Prayer seems to me to be the water of the heart. I can’t really imagine that, however damaged we might be, however estranged from what makes us human, we don’t find that our longings, our terrors, at some time bring us out beyond our own ability to cope, to comprehend, even. In that, there is prayer, impossible though it may be for some of us to name it.
The trouble is, I’ve too often found myself stuck in definitions of prayer that depend upon a model of God’s relationship with humanity that no longer works for me. In God’s own self, God is. I am frail, temporary, contingent. The connecting strand is God’s mercy, not any act or presumption of my own.
There is something that connects us, to God and to each other, and to all of creation, that Quakers describe as “that of God in everyone.” The light in the eyes of another human, in the eyes of an animal too, that beauty that is there in life, and which ceases so certainly in death – that is pure gift, the creature’s own entire and precious isness, a little fleck of the istigkeit of God. Perhaps there are a very few in any age who know this so perfectly that they become so caught up in that shared quality of being that they are somehow more than, and yet most fully, human. Perhaps Christ is that identity new-born, a bridge where a ferry used to be.

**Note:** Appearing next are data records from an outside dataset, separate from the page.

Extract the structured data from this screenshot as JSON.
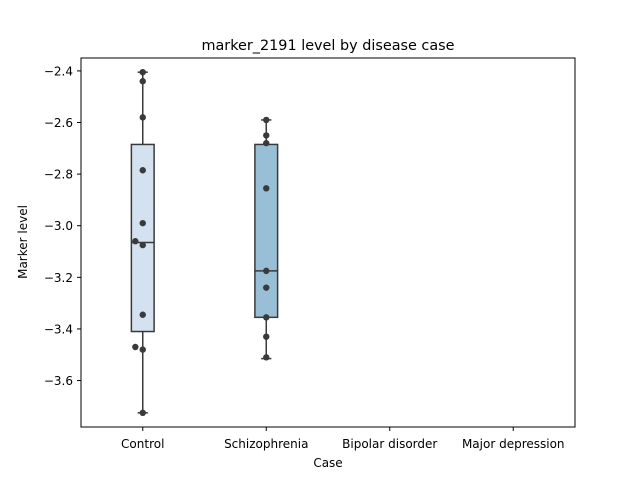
{
  "chart_data": {
    "type": "box",
    "title": "marker_2191 level by disease case",
    "xlabel": "Case",
    "ylabel": "Marker level",
    "categories": [
      "Control",
      "Schizophrenia",
      "Bipolar disorder",
      "Major depression"
    ],
    "ylim": [
      -3.78,
      -2.35
    ],
    "yticks": [
      -3.6,
      -3.4,
      -3.2,
      -3.0,
      -2.8,
      -2.6,
      -2.4
    ],
    "ytick_labels": [
      "−3.6",
      "−3.4",
      "−3.2",
      "−3.0",
      "−2.8",
      "−2.6",
      "−2.4"
    ],
    "grid": false,
    "boxes": [
      {
        "category": "Control",
        "color": "#d3e1f0",
        "whisker_low": -3.725,
        "q1": -3.41,
        "median": -3.065,
        "q3": -2.685,
        "whisker_high": -2.405
      },
      {
        "category": "Schizophrenia",
        "color": "#98bfd6",
        "whisker_low": -3.515,
        "q1": -3.355,
        "median": -3.175,
        "q3": -2.685,
        "whisker_high": -2.59
      }
    ],
    "points": [
      {
        "category": "Control",
        "y": -2.405,
        "jitter": 0.0
      },
      {
        "category": "Control",
        "y": -2.44,
        "jitter": 0.0
      },
      {
        "category": "Control",
        "y": -2.58,
        "jitter": 0.0
      },
      {
        "category": "Control",
        "y": -2.785,
        "jitter": 0.0
      },
      {
        "category": "Control",
        "y": -2.99,
        "jitter": 0.0
      },
      {
        "category": "Control",
        "y": -3.06,
        "jitter": -0.06
      },
      {
        "category": "Control",
        "y": -3.075,
        "jitter": 0.0
      },
      {
        "category": "Control",
        "y": -3.345,
        "jitter": 0.0
      },
      {
        "category": "Control",
        "y": -3.47,
        "jitter": -0.06
      },
      {
        "category": "Control",
        "y": -3.48,
        "jitter": 0.0
      },
      {
        "category": "Control",
        "y": -3.725,
        "jitter": 0.0
      },
      {
        "category": "Schizophrenia",
        "y": -2.59,
        "jitter": 0.0
      },
      {
        "category": "Schizophrenia",
        "y": -2.65,
        "jitter": 0.0
      },
      {
        "category": "Schizophrenia",
        "y": -2.68,
        "jitter": 0.0
      },
      {
        "category": "Schizophrenia",
        "y": -2.855,
        "jitter": 0.0
      },
      {
        "category": "Schizophrenia",
        "y": -3.175,
        "jitter": 0.0
      },
      {
        "category": "Schizophrenia",
        "y": -3.24,
        "jitter": 0.0
      },
      {
        "category": "Schizophrenia",
        "y": -3.355,
        "jitter": 0.0
      },
      {
        "category": "Schizophrenia",
        "y": -3.43,
        "jitter": 0.0
      },
      {
        "category": "Schizophrenia",
        "y": -3.51,
        "jitter": 0.0
      }
    ],
    "colors": {
      "box_edge": "#3a3a3a",
      "point": "#3a3a3a",
      "axis": "#000000"
    }
  }
}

Prayer that is the heart’s true voice will cause that bridge to spring into being, the indwelling Christ born within the human heart, whatever name it might know him by.
I think that inside all true prayer there is a core of silence. We may be aware of crying out to God, railing against God, imploring or denying God; and yet deep inside there is the unknowing, the contact of the speechless with the indescribable. Maybe silence is the truest prayer. The words are just our way of telling ourselves about it, however we may intend them. If God is God, then there are no secrets between us (Romans 8.26-27), and words are neither needed nor possible, in the end.